De toeristische sector heeft klappen gekregen, en ook Bobby’s Motel moest langer gesloten blijven dan gepland. De release van het debuutalbum van het Canadese Pottery werd zoals zo vele andere albums uitgesteld, maar ondertussen hebben we al bijna een week kunnen overnachten in ‘Welcome to Bobby’s motel’. En we blijven graag nog een paar nachtjes slapen.
Niet dat de kamers zo veel voorstellen, het uitzicht oogverblindend is of het ontbijt om over naar huis te schrijven is. Wel voelt het allemaal uitermate vertrouwd aan, alsof we hier altijd al onze vakanties versleten. Pottery maakt het soort postpunk / newwave waar je coole nonkel fan van is en die jij eigenlijk ook steeds meer begint te appreciëren.
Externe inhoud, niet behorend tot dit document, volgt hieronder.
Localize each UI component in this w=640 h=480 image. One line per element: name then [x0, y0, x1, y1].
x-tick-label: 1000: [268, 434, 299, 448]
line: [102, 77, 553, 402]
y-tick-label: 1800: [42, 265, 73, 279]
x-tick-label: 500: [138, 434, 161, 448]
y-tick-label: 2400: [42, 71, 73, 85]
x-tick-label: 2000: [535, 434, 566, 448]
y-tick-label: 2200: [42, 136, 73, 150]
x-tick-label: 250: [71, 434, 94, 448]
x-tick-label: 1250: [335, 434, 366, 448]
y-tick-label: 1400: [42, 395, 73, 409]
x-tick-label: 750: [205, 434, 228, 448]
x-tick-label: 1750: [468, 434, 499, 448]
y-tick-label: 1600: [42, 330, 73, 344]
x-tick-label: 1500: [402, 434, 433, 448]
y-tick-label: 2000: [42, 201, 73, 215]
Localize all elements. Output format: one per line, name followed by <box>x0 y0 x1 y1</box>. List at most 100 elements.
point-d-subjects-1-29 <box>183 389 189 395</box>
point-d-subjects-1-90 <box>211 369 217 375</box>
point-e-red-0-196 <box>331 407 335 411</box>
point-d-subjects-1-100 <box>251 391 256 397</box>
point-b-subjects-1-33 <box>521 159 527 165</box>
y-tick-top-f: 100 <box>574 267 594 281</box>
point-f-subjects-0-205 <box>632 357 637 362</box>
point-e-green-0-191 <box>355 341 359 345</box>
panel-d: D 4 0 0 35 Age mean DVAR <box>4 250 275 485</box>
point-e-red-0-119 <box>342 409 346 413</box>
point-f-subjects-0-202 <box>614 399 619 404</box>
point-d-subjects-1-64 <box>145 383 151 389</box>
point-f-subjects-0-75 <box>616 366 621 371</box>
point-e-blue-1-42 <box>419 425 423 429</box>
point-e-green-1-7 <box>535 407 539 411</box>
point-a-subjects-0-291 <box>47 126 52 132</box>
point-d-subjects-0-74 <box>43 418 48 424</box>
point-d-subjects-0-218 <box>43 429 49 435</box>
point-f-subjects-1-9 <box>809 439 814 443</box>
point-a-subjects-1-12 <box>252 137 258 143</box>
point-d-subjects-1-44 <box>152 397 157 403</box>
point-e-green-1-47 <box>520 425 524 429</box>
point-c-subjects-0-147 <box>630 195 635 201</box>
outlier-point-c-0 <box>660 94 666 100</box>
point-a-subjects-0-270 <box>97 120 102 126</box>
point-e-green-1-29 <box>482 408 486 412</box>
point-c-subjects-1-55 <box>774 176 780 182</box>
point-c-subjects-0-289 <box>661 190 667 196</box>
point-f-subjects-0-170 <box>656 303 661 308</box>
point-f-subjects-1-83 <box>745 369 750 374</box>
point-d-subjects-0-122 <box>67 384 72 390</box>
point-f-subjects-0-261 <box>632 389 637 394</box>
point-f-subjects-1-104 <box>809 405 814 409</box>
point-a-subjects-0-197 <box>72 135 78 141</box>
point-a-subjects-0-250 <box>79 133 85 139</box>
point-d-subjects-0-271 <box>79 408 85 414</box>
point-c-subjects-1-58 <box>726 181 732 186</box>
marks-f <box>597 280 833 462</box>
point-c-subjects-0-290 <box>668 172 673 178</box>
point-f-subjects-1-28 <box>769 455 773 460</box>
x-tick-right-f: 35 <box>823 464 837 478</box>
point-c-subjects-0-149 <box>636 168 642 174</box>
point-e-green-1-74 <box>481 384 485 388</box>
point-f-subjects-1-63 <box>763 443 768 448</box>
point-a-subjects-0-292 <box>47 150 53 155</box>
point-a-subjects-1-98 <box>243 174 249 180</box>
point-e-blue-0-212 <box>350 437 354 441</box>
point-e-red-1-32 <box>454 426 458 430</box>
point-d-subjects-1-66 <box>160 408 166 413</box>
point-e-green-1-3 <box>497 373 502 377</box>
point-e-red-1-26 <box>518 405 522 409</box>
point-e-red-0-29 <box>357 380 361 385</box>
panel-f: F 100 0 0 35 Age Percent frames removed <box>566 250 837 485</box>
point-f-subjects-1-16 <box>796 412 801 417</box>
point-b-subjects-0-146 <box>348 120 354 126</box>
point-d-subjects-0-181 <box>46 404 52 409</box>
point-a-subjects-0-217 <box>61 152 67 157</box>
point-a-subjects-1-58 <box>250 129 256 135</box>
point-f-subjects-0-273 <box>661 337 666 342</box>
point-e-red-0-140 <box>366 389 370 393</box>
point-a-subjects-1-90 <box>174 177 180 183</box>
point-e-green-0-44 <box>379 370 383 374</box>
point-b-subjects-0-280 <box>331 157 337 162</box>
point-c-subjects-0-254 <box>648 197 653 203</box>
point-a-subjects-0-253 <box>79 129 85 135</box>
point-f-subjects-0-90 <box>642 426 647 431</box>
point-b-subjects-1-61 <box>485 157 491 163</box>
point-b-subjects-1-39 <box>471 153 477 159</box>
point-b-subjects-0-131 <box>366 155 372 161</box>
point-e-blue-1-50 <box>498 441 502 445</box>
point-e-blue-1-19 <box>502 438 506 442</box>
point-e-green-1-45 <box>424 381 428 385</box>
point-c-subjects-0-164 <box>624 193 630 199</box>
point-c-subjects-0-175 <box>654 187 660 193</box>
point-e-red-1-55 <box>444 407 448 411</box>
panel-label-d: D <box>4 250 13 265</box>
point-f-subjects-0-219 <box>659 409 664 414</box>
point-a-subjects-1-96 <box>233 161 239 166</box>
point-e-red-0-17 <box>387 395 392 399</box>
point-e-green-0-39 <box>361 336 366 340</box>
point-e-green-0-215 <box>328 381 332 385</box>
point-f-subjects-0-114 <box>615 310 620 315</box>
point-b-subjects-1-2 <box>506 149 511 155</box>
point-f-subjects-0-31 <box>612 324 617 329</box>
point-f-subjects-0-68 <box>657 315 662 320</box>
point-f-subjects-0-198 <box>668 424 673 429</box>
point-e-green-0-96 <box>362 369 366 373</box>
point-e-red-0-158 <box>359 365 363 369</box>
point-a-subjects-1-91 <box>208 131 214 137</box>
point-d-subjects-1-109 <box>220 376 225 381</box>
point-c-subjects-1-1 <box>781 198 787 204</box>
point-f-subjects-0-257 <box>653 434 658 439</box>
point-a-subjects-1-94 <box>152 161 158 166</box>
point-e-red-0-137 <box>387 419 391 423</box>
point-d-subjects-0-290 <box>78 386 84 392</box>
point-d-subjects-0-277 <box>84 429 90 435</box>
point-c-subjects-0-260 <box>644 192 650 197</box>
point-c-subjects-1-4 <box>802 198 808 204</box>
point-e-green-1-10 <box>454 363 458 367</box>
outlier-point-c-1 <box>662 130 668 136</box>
Vooral namen uit de iconische New Yorkse CBGB-club zoals Talking Heads, Blondie en Television duiken op in het referentiekader.
De vergelijkingen stoppen echter niet in het verleden. Qua recente bands komt Parquet Courts het dichtst in de buurt. Pottery tourde al met hen en schakelde hun oude producer Jonathan Schenke in, die ook al met bevriende postpunkers Bodega samenwerkte. Het zorgt voor extra herkenbaarheid voor al wie ook in de 21ste eeuw de New Yorkse postpunkscene volgt.
Dat zou natuurlijk al snel als onorigineel en suf bestempeld kunnen worden, ware het niet dat de nummers zo verdomd goed en catchy zijn. Ik omschrijf dit debuut gemakshalve als de beste Talking Heads-plaat die Talking Heads dit jaar niet uitbrengt, en dat is voor zowel Pottery als Talking Heads een compliment. Luister naar ‘Hot heater’ (die tempowissel halverwege) of de dolle rit die ‘Texas drums pt I & II’ is. Tenzij je allergisch bent aan koebellen ga je hier heel goed op gaan. Ook het nijdige ‘Under the wires’, de samenzang in het hinkelende ‘What’s in fashion’ en het intens nerveuze ‘Take your time’ maken het moeilijk om stil te blijven zitten. Afsluiter ‘Hot like jungle’ doet de deur van dit motel zachtjes dicht, maar je hebt meteen zin om blokje rond te lopen en weer naar binnen te stormen.
Met dit debuut maakt Pottery meteen indruk. Het vijftal bewijst dat originaliteit of vernieuwing niet essentieel zijn wanneer je over een verzameling steengoeie nummers beschikt. Hopelijk kunnen we er snel op zweten in een volgepakte club of festivaltent.